沙月はそういうことには疎いほうだが、以前兄が目にしていた本などで見かけたことがあった。
靴が沈みそうな絨毯が敷き詰められた廊下を進み奥まった部屋の前で足を止める。一条が慣れた仕草で鍵を開けた。
部屋に入るなり照明が点灯し、暗かった内部の全貌が明らかになると、そこは沙月が予想していた部屋とはかなり違っていた。
打ち合わせをするだけの部屋ならそう広さは必要ない。だが、大きなテーブルとソファが置かれたリビングの奥には寝室が二つあり、さらに奥には広いトイレとガラス張りのバスルームがある。

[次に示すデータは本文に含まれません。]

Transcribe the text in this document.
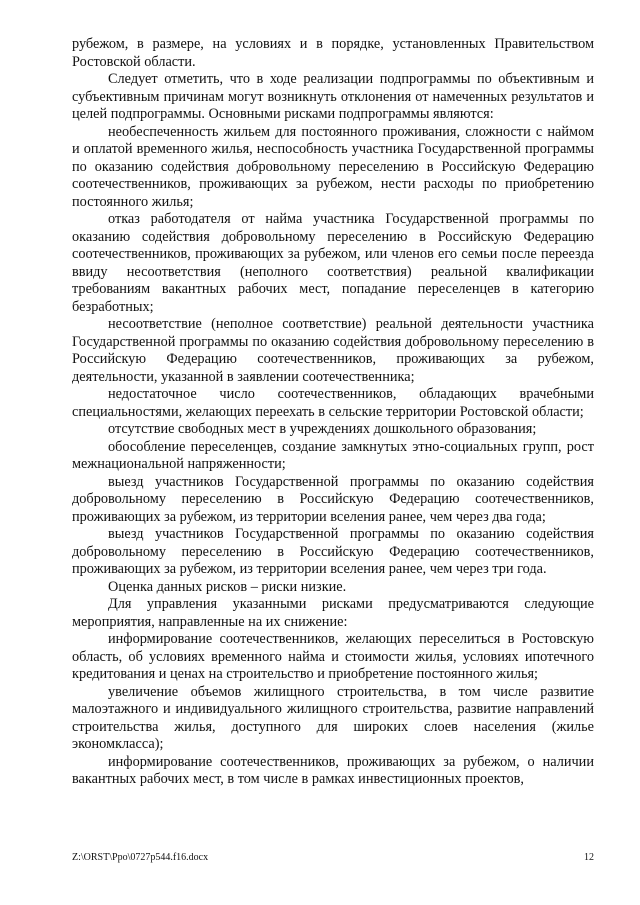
рубежом, в размере, на условиях и в порядке, установленных Правительством Ростовской области.

Следует отметить, что в ходе реализации подпрограммы по объективным и субъективным причинам могут возникнуть отклонения от намеченных результатов и целей подпрограммы. Основными рисками подпрограммы являются:

необеспеченность жильем для постоянного проживания, сложности с наймом и оплатой временного жилья, неспособность участника Государственной программы по оказанию содействия добровольному переселению в Российскую Федерацию соотечественников, проживающих за рубежом, нести расходы по приобретению постоянного жилья;

отказ работодателя от найма участника Государственной программы по оказанию содействия добровольному переселению в Российскую Федерацию соотечественников, проживающих за рубежом, или членов его семьи после переезда ввиду несоответствия (неполного соответствия) реальной квалификации требованиям вакантных рабочих мест, попадание переселенцев в категорию безработных;

несоответствие (неполное соответствие) реальной деятельности участника Государственной программы по оказанию содействия добровольному переселению в Российскую Федерацию соотечественников, проживающих за рубежом, деятельности, указанной в заявлении соотечественника;

недостаточное число соотечественников, обладающих врачебными специальностями, желающих переехать в сельские территории Ростовской области;

отсутствие свободных мест в учреждениях дошкольного образования;

обособление переселенцев, создание замкнутых этно-социальных групп, рост межнациональной напряженности;

выезд участников Государственной программы по оказанию содействия добровольному переселению в Российскую Федерацию соотечественников, проживающих за рубежом, из территории вселения ранее, чем через два года;

выезд участников Государственной программы по оказанию содействия добровольному переселению в Российскую Федерацию соотечественников, проживающих за рубежом, из территории вселения ранее, чем через три года.

Оценка данных рисков – риски низкие.

Для управления указанными рисками предусматриваются следующие мероприятия, направленные на их снижение:

информирование соотечественников, желающих переселиться в Ростовскую область, об условиях временного найма и стоимости жилья, условиях ипотечного кредитования и ценах на строительство и приобретение постоянного жилья;

увеличение объемов жилищного строительства, в том числе развитие малоэтажного и индивидуального жилищного строительства, развитие направлений строительства жилья, доступного для широких слоев населения (жилье экономкласса);

информирование соотечественников, проживающих за рубежом, о наличии вакантных рабочих мест, в том числе в рамках инвестиционных проектов,

Z:\ORST\Ppo\0727p544.f16.docx	12
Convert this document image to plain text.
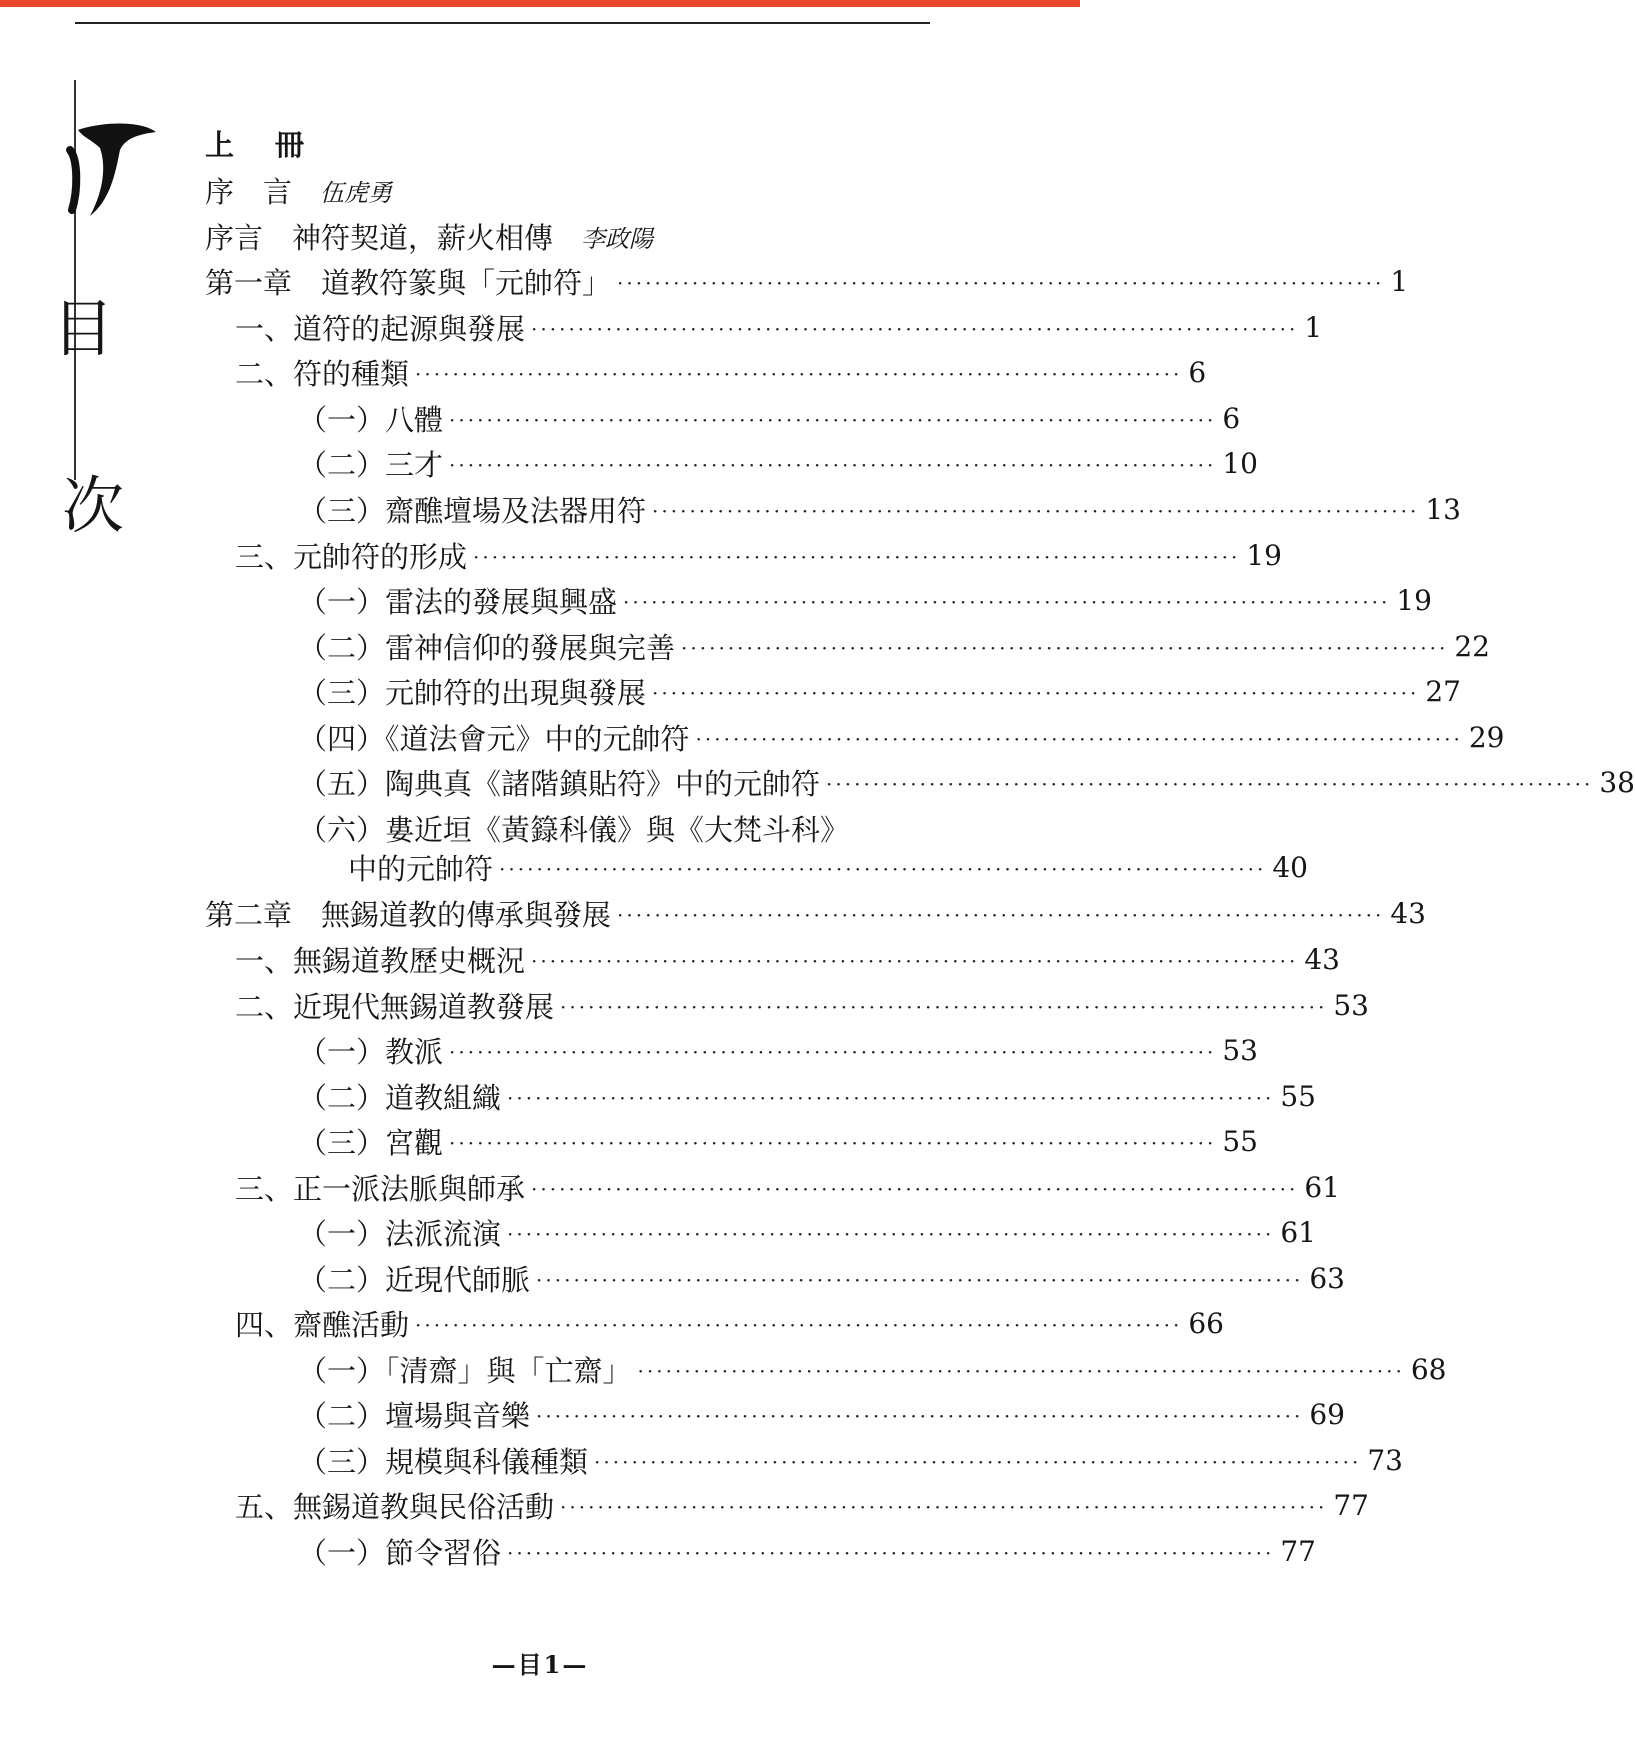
目
次
上　冊
序　言 伍虎勇
序言　神符契道，薪火相傳 李政陽
第一章　道教符篆與「元帥符」 ·················································································· 1
一、道符的起源與發展 ·················································································· 1
二、符的種類 ·················································································· 6
（一）八體 ·················································································· 6
（二）三才 ·················································································· 10
（三）齋醮壇場及法器用符 ·················································································· 13
三、元帥符的形成 ·················································································· 19
（一）雷法的發展與興盛 ·················································································· 19
（二）雷神信仰的發展與完善 ·················································································· 22
（三）元帥符的出現與發展 ·················································································· 27
（四）《道法會元》中的元帥符 ·················································································· 29
（五）陶典真《諸階鎮貼符》中的元帥符 ·················································································· 38
（六）婁近垣《黃籙科儀》與《大梵斗科》
中的元帥符 ·················································································· 40
第二章　無錫道教的傳承與發展 ·················································································· 43
一、無錫道教歷史概況 ·················································································· 43
二、近現代無錫道教發展 ·················································································· 53
（一）教派 ·················································································· 53
（二）道教組織 ·················································································· 55
（三）宮觀 ·················································································· 55
三、正一派法脈與師承 ·················································································· 61
（一）法派流演 ·················································································· 61
（二）近現代師脈 ·················································································· 63
四、齋醮活動 ·················································································· 66
（一）「清齋」與「亡齋」 ·················································································· 68
（二）壇場與音樂 ·················································································· 69
（三）規模與科儀種類 ·················································································· 73
五、無錫道教與民俗活動 ·················································································· 77
（一）節令習俗 ·················································································· 77
—目1—
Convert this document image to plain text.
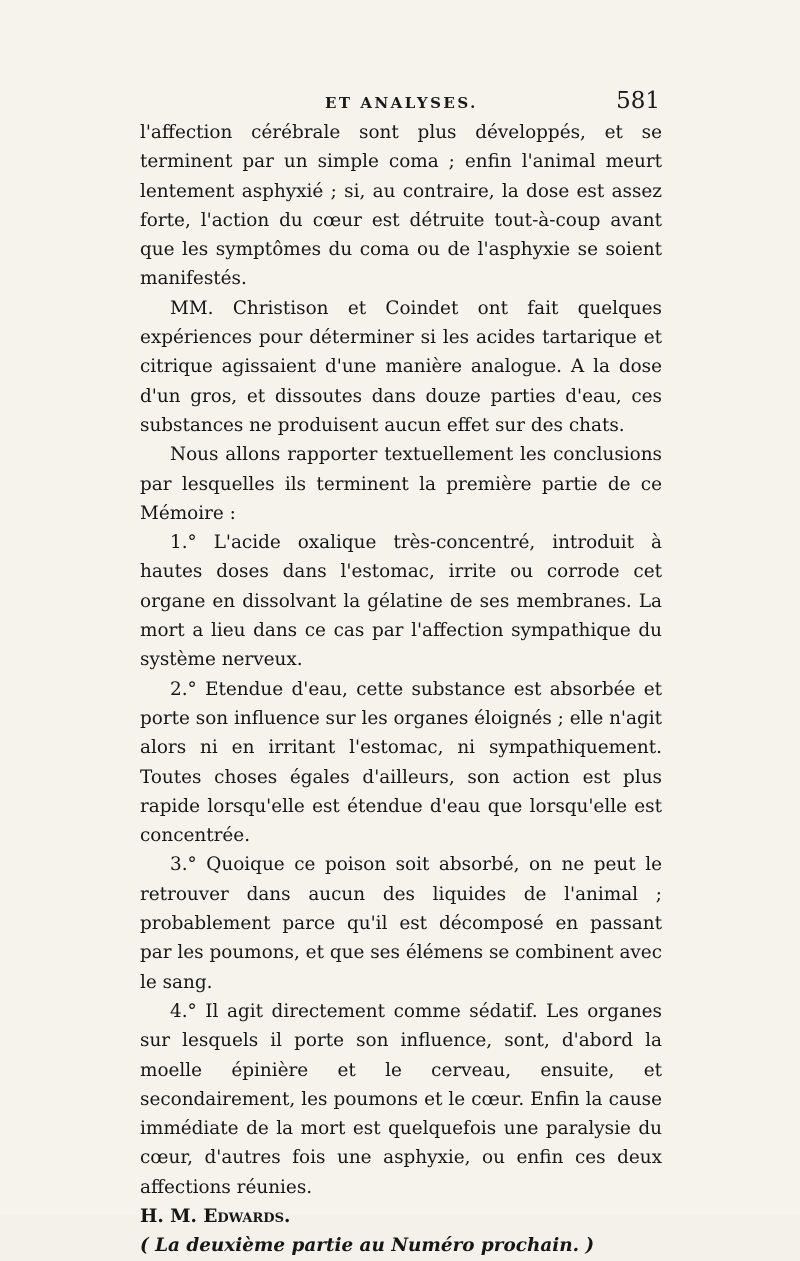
ET ANALYSES.	581

l'affection cérébrale sont plus développés, et se terminent par un simple coma ; enfin l'animal meurt lentement asphyxié ; si, au contraire, la dose est assez forte, l'action du cœur est détruite tout-à-coup avant que les symptômes du coma ou de l'asphyxie se soient manifestés.

MM. Christison et Coindet ont fait quelques expériences pour déterminer si les acides tartarique et citrique agissaient d'une manière analogue. A la dose d'un gros, et dissoutes dans douze parties d'eau, ces substances ne produisent aucun effet sur des chats.

Nous allons rapporter textuellement les conclusions par lesquelles ils terminent la première partie de ce Mémoire :

1.° L'acide oxalique très-concentré, introduit à hautes doses dans l'estomac, irrite ou corrode cet organe en dissolvant la gélatine de ses membranes. La mort a lieu dans ce cas par l'affection sympathique du système nerveux.

2.° Etendue d'eau, cette substance est absorbée et porte son influence sur les organes éloignés ; elle n'agit alors ni en irritant l'estomac, ni sympathiquement. Toutes choses égales d'ailleurs, son action est plus rapide lorsqu'elle est étendue d'eau que lorsqu'elle est concentrée.

3.° Quoique ce poison soit absorbé, on ne peut le retrouver dans aucun des liquides de l'animal ; probablement parce qu'il est décomposé en passant par les poumons, et que ses élémens se combinent avec le sang.

4.° Il agit directement comme sédatif. Les organes sur lesquels il porte son influence, sont, d'abord la moelle épinière et le cerveau, ensuite, et secondairement, les poumons et le cœur. Enfin la cause immédiate de la mort est quelquefois une paralysie du cœur, d'autres fois une asphyxie, ou enfin ces deux affections réunies.

H. M. Edwards.

( La deuxième partie au Numéro prochain. )
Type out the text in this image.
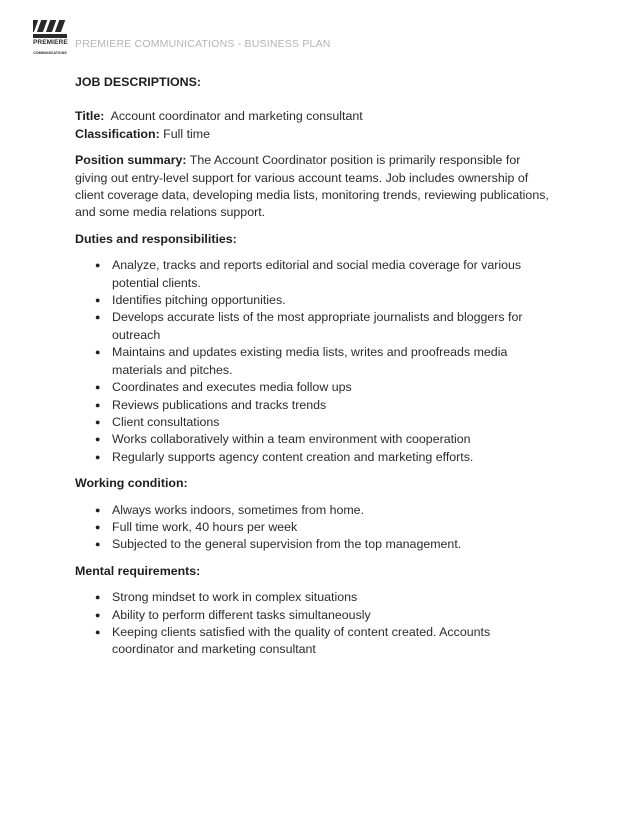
PREMIERE
COMMUNICATIONS
PREMIERE COMMUNICATIONS - BUSINESS PLAN

JOB DESCRIPTIONS:

Title: Account coordinator and marketing consultant

Classification: Full time

Position summary: The Account Coordinator position is primarily responsible for giving out entry-level support for various account teams. Job includes ownership of client coverage data, developing media lists, monitoring trends, reviewing publications, and some media relations support.

Duties and responsibilities:

● Analyze, tracks and reports editorial and social media coverage for various potential clients.
● Identifies pitching opportunities.
● Develops accurate lists of the most appropriate journalists and bloggers for outreach
● Maintains and updates existing media lists, writes and proofreads media materials and pitches.
● Coordinates and executes media follow ups
● Reviews publications and tracks trends
● Client consultations
● Works collaboratively within a team environment with cooperation
● Regularly supports agency content creation and marketing efforts.

Working condition:

● Always works indoors, sometimes from home.
● Full time work, 40 hours per week
● Subjected to the general supervision from the top management.

Mental requirements:

● Strong mindset to work in complex situations
● Ability to perform different tasks simultaneously
● Keeping clients satisfied with the quality of content created. Accounts coordinator and marketing consultant
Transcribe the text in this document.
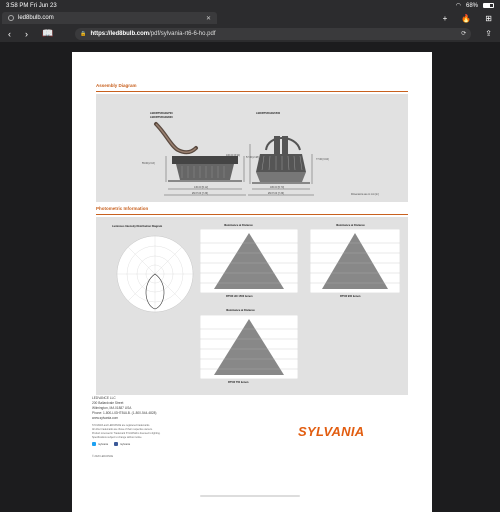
3:58 PM
Fri Jun 23	◠ 68%
led8bulb.com	✕	+ 🔥 ⊞
‹ › 📖	🔒 https://led8bulb.com/pdf/sylvania-rt6-6-ho.pdf	⟳ ⇪
Assembly Diagram
LED/RT5/6/HO/700
LED/RT5/6/HO/900
LED/RT5/6/HO/1500
55.00 [2.16]
57.00 [2.48]
130.00 [5.12]
Ø137.00 [7.39]
100.00 [3.91]
77.00 [3.04]
180.00 [5.70]
Ø137.00 [7.39]	Dimensions are in mm [in]
Photometric Information
Luminous Intensity Distribution Diagram	Illuminance at Distance
RT5/6 HO 1500 lumen
Illuminance at Distance
RT5/6 900 lumen
Illuminance at Distance
RT5/6 750 lumen
LEDVANCE LLC
200 Ballardvale Street
Wilmington, MA 01887 USA
Phone: 1-800-LIGHTBULB. (1-800-544-4828)
www.sylvania.com
SYLVANIA and LEDVANCE are registered trademarks.
All other trademarks are those of their respective owners.
Product Licensed in Trademark SYLVANIA is licensed to lighting.
Specifications subject to change without notice.
/sylvania	/sylvania
© 2020 LEDVANCE
SYLVANIA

天井には柔らかな光を放つシャンデリアが掲げられ、大きなガラスを隠すレースのカーテンの向こうには高層ビル街が一望できる。
「あの……ここは?」
「気に入ってくれましたか?研修期間はこの部屋に滞在してもらいます。もちろん滞在費はすべて当社が負担しますのでご心配なく」
「いやっ!そうじゃなくて……。話をするんじゃなかったんですか?」
一条は上着を脱ぐと無造作にソファに置き、テーブルに用意されたシャンパンの栓を開けた。
その動作には何の迷いもない。
引き締まった体にフィットしたベストが、彼をよりストイックに見せている。
「――もちろん。とりあえず乾杯でもしましょうか?」
グラスに注がれたシャンパンは繊細な泡を弾かせながら甘い香りを放っている。
困惑しながらも差し出されたグラスを受け取ると、彼は軽くグラスを合わせた。
透明感のある音がして、そのグラスさえも上質な物に見えてくるから不思議だ。いや――事実、高級品なのかもしれない。
「あなたの再就職、そして――再会を祝して」
「再会……?」
嬉しそうにグラスを仰ぐ彼を見つめながら、沙月もゆっくりと口に含んだ。
(美味しい……)
初めて口にした爽やかな喉越しにグラスを何度も傾ける。